Check with your organization if you can bring the essential work equipment you need back home.
3. Be conscious of where you’re storing data.
On that note, Neuman recommends not storing sensitive or organization-related data to your personal computer. “Your company probably has polices saying you can’t do this,” he said. “It’s all too convenient to download documents and work on them locally, but you’d probably leave the data lying around on your home computer where it’s an easy target for hackers.” This also goes for personal email accounts.
Avoid using your personal email for anything work-related; always use your email account(s) provided by your organization.
4. Be vigilant when opening and downloading attachments.
Concerns about COVID-19 are justifiably mounting, and some hackers can take advantage of these concerns by sending malware through emails. “We’re all doing things differently and criminals know that we might be more likely to follow links or instructions in emails without thinking things through,” Neuman noted.
We know to stay safe from viruses offline, but we need to protect ourselves from viruses online, as well. “If you receive email from a colleague using an unfamiliar address, don’t engage,” advised Neuman. “Criminals know that you’re making exceptions to your normal business practices and this gives them an opportunity to pretend to be your coworkers that want you to help them work remotely by sending documents to their non-corporate email address.”
In some cases, you may receive emails that claim to be an organization’s official communications, but, upon closer inspection, are actually using similar-but-fake email addresses. These emails may request information from you, asking that you send data to accounts outside your organization. “Often a criminal might pretend to be your boss and ask you to send them files as a way to steal sensitive data,” Neuman said. “In a common scam, some corporate accounting departments have sent W2 forms including employee social security numbers to accounts that they thought were the CEO.”
There are countless email messages circulating that claim to be COVID-19 updates from organizations, the CDC or other government agencies, but some of them may be phishing schemes or contain malware as attachments, and clicking on them can infect your computer system or worse. “In general, you shouldn’t click on links or open attachments in messages that you’re not expecting,” stated Neuman. “This applies even if the message appears to be from someone within your company or from a company you do business with. The ‘From’ address of emails are very easily forged by criminals.”
This goes for software links especially. “Don’t download software by following links in emails,” he continued. “Such software may contain viruses or other malware that will steal data from your systems in install ransomware.”
If ever in doubt, visit the organization’s site directly by typing in their web address (including the “https:”) to verify the message you received.
5. Use company systems whenever possible.

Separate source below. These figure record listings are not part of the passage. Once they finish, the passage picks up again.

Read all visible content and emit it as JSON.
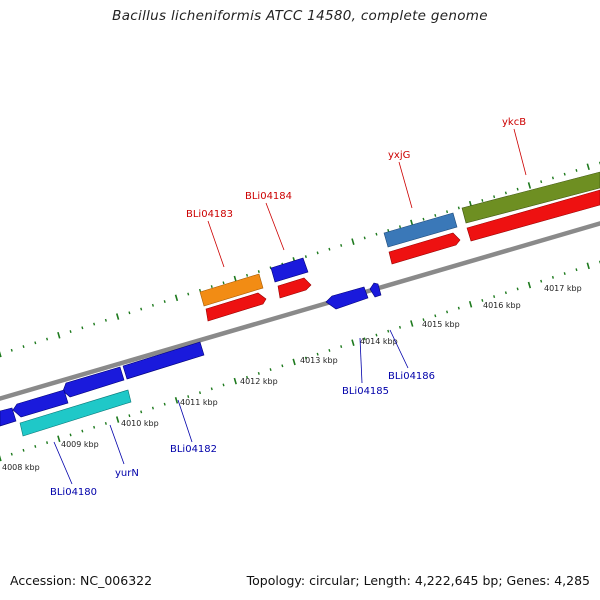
{
  "title": "Bacillus licheniformis ATCC 14580, complete genome",
  "footer": {
    "accession": "Accession: NC_006322",
    "topology": "Topology: circular; Length: 4,222,645 bp; Genes: 4,285"
  },
  "scale_labels": [
    "4008 kbp",
    "4009 kbp",
    "4010 kbp",
    "4011 kbp",
    "4012 kbp",
    "4013 kbp",
    "4014 kbp",
    "4015 kbp",
    "4016 kbp",
    "4017 kbp"
  ],
  "gene_labels_top": [
    "BLi04183",
    "BLi04184",
    "yxjG",
    "ykcB"
  ],
  "gene_labels_bottom": [
    "BLi04180",
    "yurN",
    "BLi04182",
    "BLi04185",
    "BLi04186"
  ],
  "colors": {
    "backbone": "#8c8c8c",
    "ticks": "#1e7a1e",
    "forward_label": "#cc0000",
    "reverse_label": "#0000aa",
    "cds_blue": "#1a1adc",
    "cds_red": "#ee1111",
    "cds_cyan": "#1fc8c8",
    "cds_orange": "#f28c14",
    "cds_steel": "#3a78b8",
    "cds_olive": "#6e8f22"
  }
}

It’s important to do your work through organization-provided applications that run on the organization’s own systems. “[It’s far better] for your company to provide applications running on their own system to handle the processing that you need to do from home,” Neuman said. “Some companies support various remote desktop protocols, where your home machine is simply a user interface to a ‘virtual machine’ running within your companies IT boundaries.”
Double check with your organization’s IT staff regarding the capabilities they provide for this kind of access.
By following these tips, you can rest assured that you’re doing your part to be secure online when working remotely. If something here isn’t accessible for you, contact the appropriate representatives at your organization and let them know what you require for more protection online. Stay cyber safe, everyone!